Nevada County Sheriff’s deputies served the first abatement warrant on a marijuana garden since the county passed its controversial cultivation ordinance in May.
Nearly a half-dozen deputies descended on the 99-plant grow on the corner of Dog Bar Road and Norvin Way Tuesday afternoon after the homeowner’s appeal of the citation and notice to abate was denied.
The cultivation ordinance was enacted in May by the county’s Board of Supervisors and is intended to regulate legal grows from a nuisance standpoint. The ordinance limits the size of grows depending on zoning, setbacks and plot size and imposes other restrictions, such as security fencing.
Since a Nevada County Superior Court judge refused to block the ordinance in late July, the Narcotics Task Force has ramped up the number of compliance checks and the department added two full-time deputies to the ordinance detail.
By late September, the ordinance detail had made 45 site visits and issued 27 abatement notices and 18 verbal warnings. A number of growers filed appeals, and the county began holding hearings several weeks ago.
According to Sheriff’s Sgt. Guy Selleck, the hearing officers began issuing decisions at the end of last week.
The homeowner on Norvin Way, who asked not to be identified, said he received the letter informing him his appeal had been denied in the mail Saturday.
“I got my notice in the evening when I got home,” he said.
He added that he did not realize how quickly the abatement would occur, since the citation process gave him five days to file an appeal.
“I thought I had the same amount of time,” he said glumly. “I’m not psychic.”
The man and his wife both had 99-plant recommendations posted, which is far in excess of Nevada County’s limit of six plants per patient.
But the abatement was in response to violations of the county’s ordinance in that the grow exceeded the allowable 300 square feet and was visible from a public roadway.
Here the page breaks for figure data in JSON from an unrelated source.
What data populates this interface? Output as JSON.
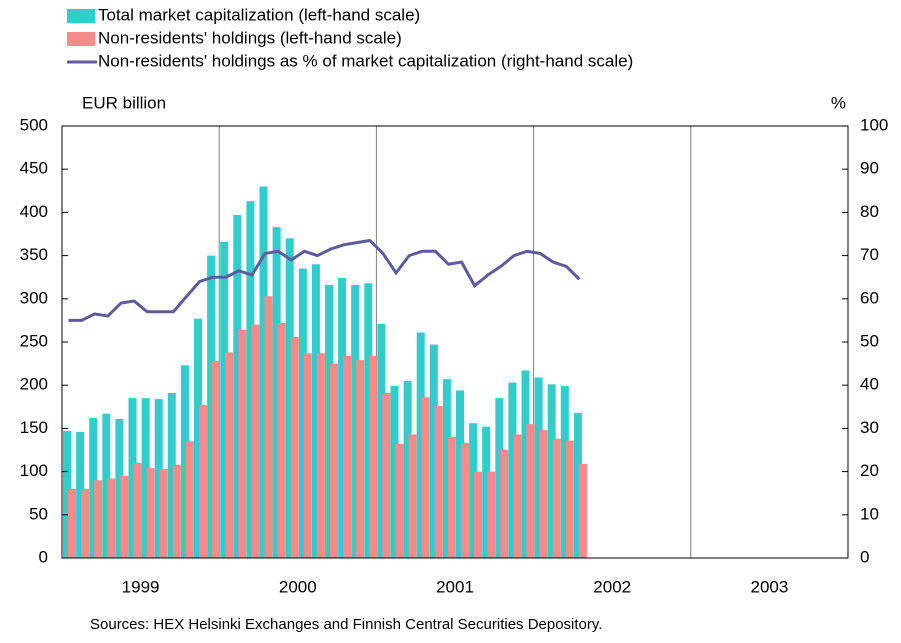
{
  "chart_data": {
    "type": "bar-line",
    "legend": "top-left",
    "y_label": "EUR billion",
    "y2_label": "%",
    "source": "Sources: HEX Helsinki Exchanges and Finnish Central Securities Depository.",
    "categories": [
      "1999",
      null,
      null,
      null,
      null,
      null,
      null,
      null,
      null,
      null,
      null,
      null,
      "2000",
      null,
      null,
      null,
      null,
      null,
      null,
      null,
      null,
      null,
      null,
      null,
      "2001",
      null,
      null,
      null,
      null,
      null,
      null,
      null,
      null,
      null,
      null,
      null,
      "2002",
      null,
      null,
      null,
      null,
      null,
      null,
      null,
      null,
      null,
      null,
      null,
      "2003",
      null,
      null,
      null,
      null,
      null,
      null,
      null,
      null,
      null,
      null,
      null
    ],
    "ylim": [
      0,
      500
    ],
    "yticks": [
      0,
      50,
      100,
      150,
      200,
      250,
      300,
      350,
      400,
      450,
      500
    ],
    "y2lim": [
      0,
      100
    ],
    "y2ticks": [
      0,
      10,
      20,
      30,
      40,
      50,
      60,
      70,
      80,
      90,
      100
    ],
    "series": [
      {
        "name": "Total market capitalization (left-hand scale)",
        "type": "bar",
        "color": "#33cccc",
        "values": [
          147,
          146,
          162,
          167,
          161,
          185,
          185,
          184,
          191,
          223,
          277,
          350,
          366,
          397,
          413,
          430,
          383,
          370,
          335,
          340,
          316,
          324,
          316,
          318,
          271,
          199,
          205,
          261,
          247,
          207,
          194,
          156,
          152,
          185,
          203,
          217,
          209,
          201,
          199,
          168,
          null,
          null,
          null,
          null,
          null,
          null,
          null,
          null,
          null,
          null,
          null,
          null,
          null,
          null,
          null,
          null,
          null,
          null,
          null,
          null
        ]
      },
      {
        "name": "Non-residents' holdings (left-hand scale)",
        "type": "bar",
        "color": "#f58a8a",
        "values": [
          80,
          80,
          90,
          92,
          95,
          110,
          104,
          103,
          108,
          135,
          177,
          228,
          238,
          264,
          270,
          303,
          272,
          256,
          237,
          237,
          225,
          234,
          229,
          234,
          191,
          132,
          143,
          186,
          176,
          140,
          133,
          100,
          100,
          125,
          143,
          155,
          148,
          138,
          136,
          109,
          null,
          null,
          null,
          null,
          null,
          null,
          null,
          null,
          null,
          null,
          null,
          null,
          null,
          null,
          null,
          null,
          null,
          null,
          null,
          null
        ]
      },
      {
        "name": "Non-residents' holdings as % of market capitalization (right-hand scale)",
        "type": "line",
        "axis": "y2",
        "color": "#5c5c9c",
        "values": [
          55,
          55,
          56.5,
          56,
          59,
          59.5,
          57,
          57,
          57,
          60.5,
          64,
          65,
          65,
          66.5,
          65.5,
          70.5,
          71,
          69,
          71,
          70,
          71.5,
          72.5,
          73,
          73.5,
          70.5,
          66,
          70,
          71,
          71,
          68,
          68.5,
          63,
          65.5,
          67.5,
          70,
          71,
          70.5,
          68.5,
          67.5,
          64.5,
          null,
          null,
          null,
          null,
          null,
          null,
          null,
          null,
          null,
          null,
          null,
          null,
          null,
          null,
          null,
          null,
          null,
          null,
          null,
          null
        ]
      }
    ]
  }
}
The homeowner also was cited because he had no lock on the gate for the garden, which was fenced with bamboo and partially obscured with black plastic.
Initially, deputies hacked down most of the plants — the homeowner had harvested a handful — but left a 300-square-foot area alone.
But after determining that even those plants could be seen from the roadway, they cut them down as well after consulting with county counsel.
Deputies ended up hauling two full truckloads of marijuana plants away.
“I was trying to get a hold of an attorney to stop the process, but there is no way to stop that process — there’s not one set up,” the homeowner said Tuesday night.
He said he represented himself at his appeal hearing.
“I think the process itself is weighted toward the county, but that’s only natural,” he said. “They’re in the business of making the law and in the business of enforcing it … Going through the (hearing). There was no (real) process. They were feeling their way through it. No one knows what’s going on, and you wind up being on the short end of the stick.”
The medical marijuana patient contended in his hearing that because he had chronic obstructive pulmonary disorder, he needs to use a salve.
Because it’s not very effective, he grows a large amount of marijuana to produce what he needs, he said.
He planted his marijuana long before the ordinance was passed, he said, calling its provisions arbitrary and unfair.
“I was counting on having enough to take care of myself this year,” he said. “Now I will have to go outside the county to get it legally.”